Pour lui, la recette du succès de ces Blaugrana du pauvre n’est pas très compliquée. «Ce n’est pas une équipe qui joue au ballon. Elle défend collectivement. Quand ils mettent un but, c’est difficile d’égaliser derrière. Ils savent tenir les matchs et ne font pas ce qu’ils ne savent pas faire.» Le groupe de Juan Ignacio Martinez est assez expérimenté pour connaître ses limites. Avec une moyenne d’âge de 31 ans et demi, la plupart ont du vécu. A Levante, les tauliers se nomment Barkero, Juan Fran, Javi Venta, Ballesteros ou Farinos, que des trentenaires à la recherche d’une dernière (belle?) aventure en Liga. Autour d’eux, le club a réussi à attirer quelques revanchards, dont Arouna Koné (ex-Séville), Asier Del Horno (ex-Chelsea) ou le Franco-marocain Nabil El Zhar (ex-Liverpool).

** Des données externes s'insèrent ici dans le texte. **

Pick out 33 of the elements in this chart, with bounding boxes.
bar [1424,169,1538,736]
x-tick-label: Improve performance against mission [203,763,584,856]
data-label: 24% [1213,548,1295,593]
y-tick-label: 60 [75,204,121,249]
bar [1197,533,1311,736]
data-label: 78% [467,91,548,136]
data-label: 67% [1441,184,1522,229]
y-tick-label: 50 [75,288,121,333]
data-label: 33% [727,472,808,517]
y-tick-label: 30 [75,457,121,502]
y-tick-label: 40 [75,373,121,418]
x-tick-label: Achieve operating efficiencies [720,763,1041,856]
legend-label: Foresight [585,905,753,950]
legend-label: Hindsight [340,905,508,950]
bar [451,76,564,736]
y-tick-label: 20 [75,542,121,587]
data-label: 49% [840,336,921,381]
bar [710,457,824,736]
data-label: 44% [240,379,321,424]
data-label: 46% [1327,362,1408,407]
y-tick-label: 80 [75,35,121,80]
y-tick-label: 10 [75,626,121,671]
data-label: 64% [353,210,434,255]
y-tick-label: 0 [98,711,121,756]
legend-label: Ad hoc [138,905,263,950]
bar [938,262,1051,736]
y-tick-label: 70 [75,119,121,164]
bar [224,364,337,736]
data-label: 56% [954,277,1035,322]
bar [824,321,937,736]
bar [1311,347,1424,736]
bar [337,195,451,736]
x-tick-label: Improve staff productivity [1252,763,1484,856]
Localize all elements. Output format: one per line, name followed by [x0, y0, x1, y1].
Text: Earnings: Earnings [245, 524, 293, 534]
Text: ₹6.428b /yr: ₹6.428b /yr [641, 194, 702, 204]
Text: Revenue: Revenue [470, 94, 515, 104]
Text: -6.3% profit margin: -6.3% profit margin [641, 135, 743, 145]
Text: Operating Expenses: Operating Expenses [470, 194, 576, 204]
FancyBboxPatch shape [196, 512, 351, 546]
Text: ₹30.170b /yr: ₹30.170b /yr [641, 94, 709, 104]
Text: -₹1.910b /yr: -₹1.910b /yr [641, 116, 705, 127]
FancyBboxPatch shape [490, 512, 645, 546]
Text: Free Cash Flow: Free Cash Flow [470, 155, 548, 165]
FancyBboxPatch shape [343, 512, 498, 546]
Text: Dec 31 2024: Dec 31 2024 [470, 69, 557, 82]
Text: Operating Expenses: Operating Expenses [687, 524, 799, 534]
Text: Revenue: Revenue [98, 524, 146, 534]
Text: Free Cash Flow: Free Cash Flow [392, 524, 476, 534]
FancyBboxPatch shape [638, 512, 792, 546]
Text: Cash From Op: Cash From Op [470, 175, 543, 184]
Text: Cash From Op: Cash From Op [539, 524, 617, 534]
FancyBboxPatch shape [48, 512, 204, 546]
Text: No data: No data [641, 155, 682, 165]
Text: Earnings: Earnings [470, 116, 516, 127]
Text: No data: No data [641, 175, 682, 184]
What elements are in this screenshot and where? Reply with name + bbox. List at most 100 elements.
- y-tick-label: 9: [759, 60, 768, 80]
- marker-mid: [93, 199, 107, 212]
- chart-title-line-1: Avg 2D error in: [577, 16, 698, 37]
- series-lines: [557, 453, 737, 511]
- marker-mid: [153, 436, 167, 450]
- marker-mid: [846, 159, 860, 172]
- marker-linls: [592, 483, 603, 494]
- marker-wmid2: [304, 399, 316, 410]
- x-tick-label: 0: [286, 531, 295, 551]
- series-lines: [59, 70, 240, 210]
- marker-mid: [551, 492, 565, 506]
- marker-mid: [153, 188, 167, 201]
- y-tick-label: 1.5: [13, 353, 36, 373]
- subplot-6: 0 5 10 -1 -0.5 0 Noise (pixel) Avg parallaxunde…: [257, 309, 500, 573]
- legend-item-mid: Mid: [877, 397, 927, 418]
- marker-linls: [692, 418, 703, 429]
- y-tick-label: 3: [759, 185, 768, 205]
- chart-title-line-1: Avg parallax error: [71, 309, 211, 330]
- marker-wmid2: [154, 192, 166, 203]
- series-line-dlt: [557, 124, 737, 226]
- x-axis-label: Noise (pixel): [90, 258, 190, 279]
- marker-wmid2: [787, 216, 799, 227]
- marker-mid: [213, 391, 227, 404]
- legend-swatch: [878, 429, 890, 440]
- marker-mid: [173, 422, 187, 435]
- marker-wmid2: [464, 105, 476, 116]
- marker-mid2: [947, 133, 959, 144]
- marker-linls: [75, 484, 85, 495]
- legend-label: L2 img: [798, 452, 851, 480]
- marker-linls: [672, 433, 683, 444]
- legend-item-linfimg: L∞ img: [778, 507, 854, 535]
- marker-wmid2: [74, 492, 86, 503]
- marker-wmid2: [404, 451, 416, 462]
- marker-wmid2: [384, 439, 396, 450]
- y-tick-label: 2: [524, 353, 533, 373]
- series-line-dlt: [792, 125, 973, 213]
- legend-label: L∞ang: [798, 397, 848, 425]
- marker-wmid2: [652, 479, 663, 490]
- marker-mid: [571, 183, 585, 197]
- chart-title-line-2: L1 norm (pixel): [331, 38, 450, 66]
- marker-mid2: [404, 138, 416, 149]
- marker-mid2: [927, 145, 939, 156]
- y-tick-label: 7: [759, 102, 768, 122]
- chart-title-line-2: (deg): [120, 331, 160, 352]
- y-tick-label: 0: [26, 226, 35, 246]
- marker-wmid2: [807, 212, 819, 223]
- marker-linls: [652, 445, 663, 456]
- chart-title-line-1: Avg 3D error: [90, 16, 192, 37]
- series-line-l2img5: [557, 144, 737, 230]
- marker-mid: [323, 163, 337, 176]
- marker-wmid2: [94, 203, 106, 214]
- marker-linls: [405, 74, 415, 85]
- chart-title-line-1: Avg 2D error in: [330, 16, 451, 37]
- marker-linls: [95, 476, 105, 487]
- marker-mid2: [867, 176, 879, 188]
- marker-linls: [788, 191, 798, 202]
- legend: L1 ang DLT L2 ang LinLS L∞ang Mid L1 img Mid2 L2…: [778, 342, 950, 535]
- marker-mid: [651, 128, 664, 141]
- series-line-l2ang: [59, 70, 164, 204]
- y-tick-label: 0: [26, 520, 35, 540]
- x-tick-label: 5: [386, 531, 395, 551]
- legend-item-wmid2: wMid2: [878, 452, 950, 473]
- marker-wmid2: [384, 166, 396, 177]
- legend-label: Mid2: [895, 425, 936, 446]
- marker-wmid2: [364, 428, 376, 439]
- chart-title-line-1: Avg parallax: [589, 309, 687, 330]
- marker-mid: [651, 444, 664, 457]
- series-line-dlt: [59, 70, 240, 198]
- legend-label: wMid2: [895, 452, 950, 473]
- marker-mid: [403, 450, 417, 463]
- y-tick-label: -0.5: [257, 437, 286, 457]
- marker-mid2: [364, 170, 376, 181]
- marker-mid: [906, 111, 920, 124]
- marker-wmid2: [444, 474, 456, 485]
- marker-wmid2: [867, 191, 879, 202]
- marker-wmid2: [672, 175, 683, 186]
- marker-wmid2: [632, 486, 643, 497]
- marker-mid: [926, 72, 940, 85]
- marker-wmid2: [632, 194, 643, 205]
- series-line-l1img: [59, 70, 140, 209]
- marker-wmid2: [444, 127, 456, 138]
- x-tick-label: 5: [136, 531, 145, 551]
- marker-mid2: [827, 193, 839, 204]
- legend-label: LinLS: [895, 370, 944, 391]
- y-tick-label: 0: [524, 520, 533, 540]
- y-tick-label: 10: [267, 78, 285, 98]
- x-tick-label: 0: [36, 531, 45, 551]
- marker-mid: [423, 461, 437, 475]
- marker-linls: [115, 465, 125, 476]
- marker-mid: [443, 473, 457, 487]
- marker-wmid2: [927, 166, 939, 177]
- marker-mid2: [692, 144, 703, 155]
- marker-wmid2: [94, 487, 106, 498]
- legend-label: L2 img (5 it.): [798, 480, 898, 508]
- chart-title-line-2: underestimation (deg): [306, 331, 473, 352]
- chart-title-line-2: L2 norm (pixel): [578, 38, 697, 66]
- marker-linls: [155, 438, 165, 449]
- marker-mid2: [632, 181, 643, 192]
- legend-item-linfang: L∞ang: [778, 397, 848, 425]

Salaires impayés et stade d’entraînement lointain

En signant chez le leader de Liga, tous ont dû revoir à la baisse leurs prétentions salariales. Car le miracle actuel a un prix. Sauvé de la faillite à deux reprises depuis 2008, le club espagnol toussote encore côté finances. «Je suis toujours en procès avec eux», soupire Laurent Robert, passé par le club en 2006-2007. Aujourd’hui retraité, le gaucher se souvient très bien de l’époque des salaires impayés, «même s’ils commencent aujourd’hui à (lui) payer ce qu’ils (lui) doivent.»

«C’est un club qui ne possède pas grand-chose. Il y a un camp d’entraînement à l’extérieur de la ville, à trois quarts d’heure de Valence. On n’avait qu’un terrain d’entraînement avec le strict minimum.» Deux ans plus tard, tous les joueurs ont changé, mais la situation n’a pas beaucoup évolué. Pour exister, Levante mise sur une solide base de supporters, encore nostalgiques de l’époque où Johan Cruyff évoluait au club (en 1981). «C’est un club familial qui est vraiment soutenu même s’il y a la concurrence de Valence CF, observe Arnolin. Ils ne seront pas champions, faut pas rêver. Leur objectif, c’est quand même le maintien, à la base…» Après neuf journées, on a connu plus mal embarqué pour remplir ce type de contrat.